Introduction to this special issue

By Gijsjan van Blokland, I-INCE VP, Development & Outreach

The world faces a major challenge in the coming decades to limit global warming and to manage the shift to renewable energy. This shift however is expected to be noisy. 

The most known source is on shore wind farming.  The repetitive sound of the passing blades is a common source of annoyance, especially at night when the lower atmospheric layers come to rest reducing back ground sound, while the wind speed above the boundary layer, where the modern wind turbines operate, remains high. A successful series of I-INCE Europe conferences have been dedicated to wind turbine noise with the next scheduled in July 2023 in Dublin.

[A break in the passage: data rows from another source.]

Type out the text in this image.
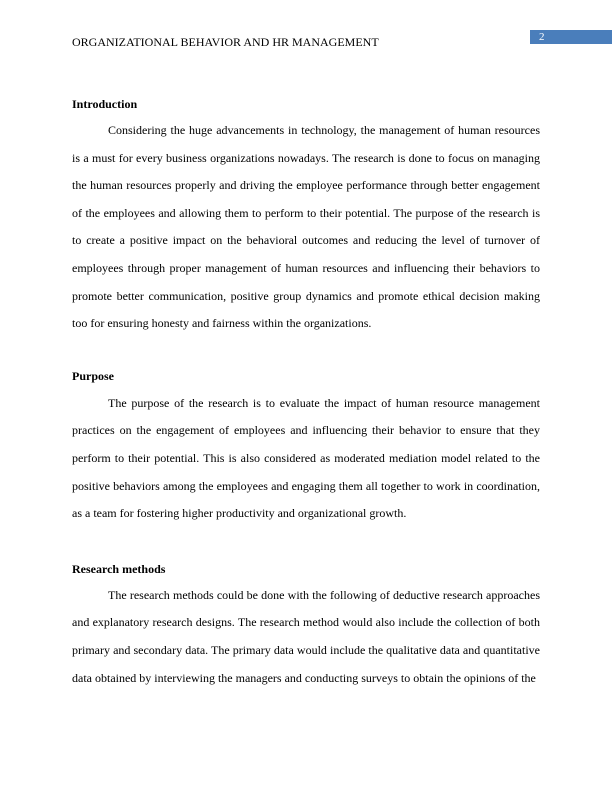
ORGANIZATIONAL BEHAVIOR AND HR MANAGEMENT	2

Introduction

Considering the huge advancements in technology, the management of human resources is a must for every business organizations nowadays. The research is done to focus on managing the human resources properly and driving the employee performance through better engagement of the employees and allowing them to perform to their potential. The purpose of the research is to create a positive impact on the behavioral outcomes and reducing the level of turnover of employees through proper management of human resources and influencing their behaviors to promote better communication, positive group dynamics and promote ethical decision making too for ensuring honesty and fairness within the organizations.

Purpose

The purpose of the research is to evaluate the impact of human resource management practices on the engagement of employees and influencing their behavior to ensure that they perform to their potential. This is also considered as moderated mediation model related to the positive behaviors among the employees and engaging them all together to work in coordination, as a team for fostering higher productivity and organizational growth.

Research methods

The research methods could be done with the following of deductive research approaches and explanatory research designs. The research method would also include the collection of both primary and secondary data. The primary data would include the qualitative data and quantitative data obtained by interviewing the managers and conducting surveys to obtain the opinions of the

In this special issue of Noise News International it is argued that moving the wind farms off shore will not guarantee silence in the coastal regions and most certainly it will become noisier under water. In another paper the noise impact of heat pumps and domestic wind turbines in urban areas is assessed. 

A next paper notices that even the flow and storage of electric energy may cause noise issues around vehicle charging stations. The shift to electric road vehicles present challenges to the acoustic design inside the vehicle where the speed and acceleration sensation by the internal combustion engine sound has to be replaced by something new. Outside though the vehicle is generally expected to become so silent, so to warn pedestrians artificial sounds have to be added. The study presented in this issue demonstrates that this effect is limited to low speed areas with stop & go traffic, once the vehicle is driving at constant speed no positive effect was observed. 

Noise engineers around the globe will contribute directly to the shift to renewable energy by for instance the development of acoustic heat pumps, but most certainly they will work to mitigate the negative noise impacts. I wish them success and I look forward to a future sustainable world with a pleasant acoustic atmosphere.